John Wagaman, Hagerstown, and Clyde P. Bailey, Pittsburgh (Neil C. Fraley and Walter W. Dawson, Oakland, on the brief), for appellees.

Before MARBURY, C. J., and DELAPLAINE, COLLINS, HENDERSON and MARKELL, JJ.

COLLINS, Judge.

These are appeals from judgments rendered to Ruth Wright for personal injuries including the loss of her leg, sustained at a railroad crossing in Oakland, Maryland, and to Leslie Wright for his wife's medical expenses and for loss of her services, against the Baltimore and Ohio Railroad Company (B. & O.), and Howard Tasker.

The cases were tried together before a jury and verdicts were rendered by the court upon answers to issues submitted, in the amount of $35,000 for Ruth Wright and $5,000 for Leslie M. Wright. Appellant, B. & Q., filed motions for judgment N.O.V. and for a new trial. The motions were overruled, but a remittitur was entered in the sum of $10,000, reducing the Ruth Wright judgment to $25,000. From judgments on the verdicts and remittitur, the B. & O., alone, appeals.

At the time of this accident double tracks of the main line of the B. & O. railroad ran east and west through the town of Oakland and crossed Second Street, the main business street of that town which runs approximately north and south. The railroad crossing was at grade and at an angle to Second Street, which is approximately 40 feet in width. The tracks crossing Second Street at an angle were 92 feet in length from one side of the street to the other. This crossing was protected by the usual cross-arms and by a watchman whose watchbox was on the east side of Second Street about 12 to 14 feet south of the tracks. There were no safety gates. The watchman usually stands, when trains are crossing Second Street, in the center of that street about 10 feet south of the tracks. During the day he carries a standard with a stop sign, and at night he carries one red and one green lantern. In the watchbox is a small light which comes on when the train is five-eighths of a mile east of the Second Street crossing, to warn the watchman of the approach of trains.

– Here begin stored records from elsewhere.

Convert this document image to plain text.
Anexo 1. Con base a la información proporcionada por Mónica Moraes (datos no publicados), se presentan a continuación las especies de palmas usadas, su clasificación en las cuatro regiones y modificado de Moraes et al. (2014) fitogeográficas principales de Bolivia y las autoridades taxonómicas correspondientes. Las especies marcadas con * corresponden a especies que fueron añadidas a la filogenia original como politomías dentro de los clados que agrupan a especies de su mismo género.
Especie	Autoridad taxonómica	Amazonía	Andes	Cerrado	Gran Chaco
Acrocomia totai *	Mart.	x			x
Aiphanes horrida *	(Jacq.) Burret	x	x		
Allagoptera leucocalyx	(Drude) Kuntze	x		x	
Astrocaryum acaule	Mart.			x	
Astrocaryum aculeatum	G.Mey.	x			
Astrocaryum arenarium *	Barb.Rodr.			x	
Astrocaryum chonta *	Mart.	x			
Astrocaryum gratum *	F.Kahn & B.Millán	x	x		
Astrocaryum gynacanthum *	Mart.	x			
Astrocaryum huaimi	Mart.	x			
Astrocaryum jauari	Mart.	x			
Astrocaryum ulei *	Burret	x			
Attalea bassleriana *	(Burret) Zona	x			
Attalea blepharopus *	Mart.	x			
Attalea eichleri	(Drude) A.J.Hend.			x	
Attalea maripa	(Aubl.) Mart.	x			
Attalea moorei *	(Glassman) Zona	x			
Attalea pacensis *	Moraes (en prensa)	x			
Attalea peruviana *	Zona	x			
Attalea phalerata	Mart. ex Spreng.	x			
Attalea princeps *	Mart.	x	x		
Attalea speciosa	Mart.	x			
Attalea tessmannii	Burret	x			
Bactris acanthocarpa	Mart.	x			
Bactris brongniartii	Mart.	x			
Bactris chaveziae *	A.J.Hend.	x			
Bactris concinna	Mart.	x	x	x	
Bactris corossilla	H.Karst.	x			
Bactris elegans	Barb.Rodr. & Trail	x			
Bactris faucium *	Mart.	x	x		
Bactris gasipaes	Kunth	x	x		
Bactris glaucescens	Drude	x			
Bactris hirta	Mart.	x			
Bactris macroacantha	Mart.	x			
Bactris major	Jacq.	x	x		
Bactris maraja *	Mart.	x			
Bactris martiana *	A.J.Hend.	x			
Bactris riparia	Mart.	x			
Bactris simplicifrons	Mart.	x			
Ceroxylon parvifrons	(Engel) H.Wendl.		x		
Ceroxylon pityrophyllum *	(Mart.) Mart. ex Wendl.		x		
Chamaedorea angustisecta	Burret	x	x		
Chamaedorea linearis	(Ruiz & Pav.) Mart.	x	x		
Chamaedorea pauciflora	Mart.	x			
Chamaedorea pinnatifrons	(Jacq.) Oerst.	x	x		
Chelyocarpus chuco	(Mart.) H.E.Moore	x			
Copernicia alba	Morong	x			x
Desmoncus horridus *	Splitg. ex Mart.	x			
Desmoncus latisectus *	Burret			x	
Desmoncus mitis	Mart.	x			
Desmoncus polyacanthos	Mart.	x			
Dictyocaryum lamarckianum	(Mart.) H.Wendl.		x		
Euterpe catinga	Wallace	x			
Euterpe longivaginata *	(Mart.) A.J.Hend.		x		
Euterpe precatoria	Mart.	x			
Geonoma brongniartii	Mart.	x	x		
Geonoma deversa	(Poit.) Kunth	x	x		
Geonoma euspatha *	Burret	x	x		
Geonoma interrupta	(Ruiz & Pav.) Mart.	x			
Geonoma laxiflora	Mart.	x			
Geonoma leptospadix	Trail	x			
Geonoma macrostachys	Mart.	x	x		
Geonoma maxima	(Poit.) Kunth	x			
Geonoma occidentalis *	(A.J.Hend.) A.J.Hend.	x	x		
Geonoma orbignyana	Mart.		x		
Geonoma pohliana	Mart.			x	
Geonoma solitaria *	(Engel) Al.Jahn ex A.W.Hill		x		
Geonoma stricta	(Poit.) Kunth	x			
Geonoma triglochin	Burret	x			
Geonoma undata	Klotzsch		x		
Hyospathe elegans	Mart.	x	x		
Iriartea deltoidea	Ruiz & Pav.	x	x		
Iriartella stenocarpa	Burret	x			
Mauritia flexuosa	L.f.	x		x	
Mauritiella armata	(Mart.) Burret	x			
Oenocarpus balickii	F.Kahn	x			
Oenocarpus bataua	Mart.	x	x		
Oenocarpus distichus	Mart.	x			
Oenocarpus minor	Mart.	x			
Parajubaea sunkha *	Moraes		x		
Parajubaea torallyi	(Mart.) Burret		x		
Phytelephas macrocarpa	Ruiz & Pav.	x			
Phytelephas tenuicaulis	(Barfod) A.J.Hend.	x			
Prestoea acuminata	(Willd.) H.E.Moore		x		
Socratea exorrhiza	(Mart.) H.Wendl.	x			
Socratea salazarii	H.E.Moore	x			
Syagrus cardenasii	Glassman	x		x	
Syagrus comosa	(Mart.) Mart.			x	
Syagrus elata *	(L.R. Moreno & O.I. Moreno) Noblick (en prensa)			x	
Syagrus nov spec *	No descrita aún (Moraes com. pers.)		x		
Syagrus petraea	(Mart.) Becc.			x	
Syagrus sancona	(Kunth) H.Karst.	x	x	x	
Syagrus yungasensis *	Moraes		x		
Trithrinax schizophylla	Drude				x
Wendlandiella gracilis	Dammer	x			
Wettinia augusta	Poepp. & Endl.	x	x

On October 23, 1948, shortly after 10 p.m., one of the appellees, Mrs. Ruth Wright, accompanied by her friend, Mrs. Edith Byers, was walking south on the east side of Second Street, intending to cross the railroad crossing to Leslie Wright's automobile which was parked on a lot south of the railroad crossing and on the west side of Second Street. Leslie Wright accompanied the two women part of the way, but when they stopped to talk with a friend, Mr. Wright kept on and crossed the railroad tracks to his parked automobile. As Mrs. Wright and Mrs. Byers neared the railroad crossing, they left the sidewalk on the east side of Second Street and walked over to the west side of Second Street and stopped in the street near the west curb, opposite the first parking meter, 35 feet north of the northernmost rail of the tracks. They did not step up on the sidewalk. They did not proceed further because they saw the headlight of an approaching westbound train. While they were waiting for the train to cross the street, an automobile driven by Howard Tasker, who was accompanied by Corlas Riley, going south on Second Street, drove very close to or across the first rail of the north tract. Mrs. Wright and Mrs. Byers, standing about twenty feet to the rear of the Tasker automobile, thinking that the train was going to hit the Tasker car, started to run in a northerly direction. After Mrs. Wright had taken about one step, the cylinder on the right side of the engine struck the left front of the automobile, swung it around and its right front hit Mrs. Wright, who was then about 39 feet from the track, and injured her severely including the loss of her left leg. Such a blow would naturally not drive the automobile forward. The automobile came to rest after the accident still in the street facing north, which was the opposite direction from which it approached the tracks. Mrs. Wright was lying in front of the automobile in the street with her head near the curb opposite the second parking meter from the tracks. Mrs. Byers was not injured.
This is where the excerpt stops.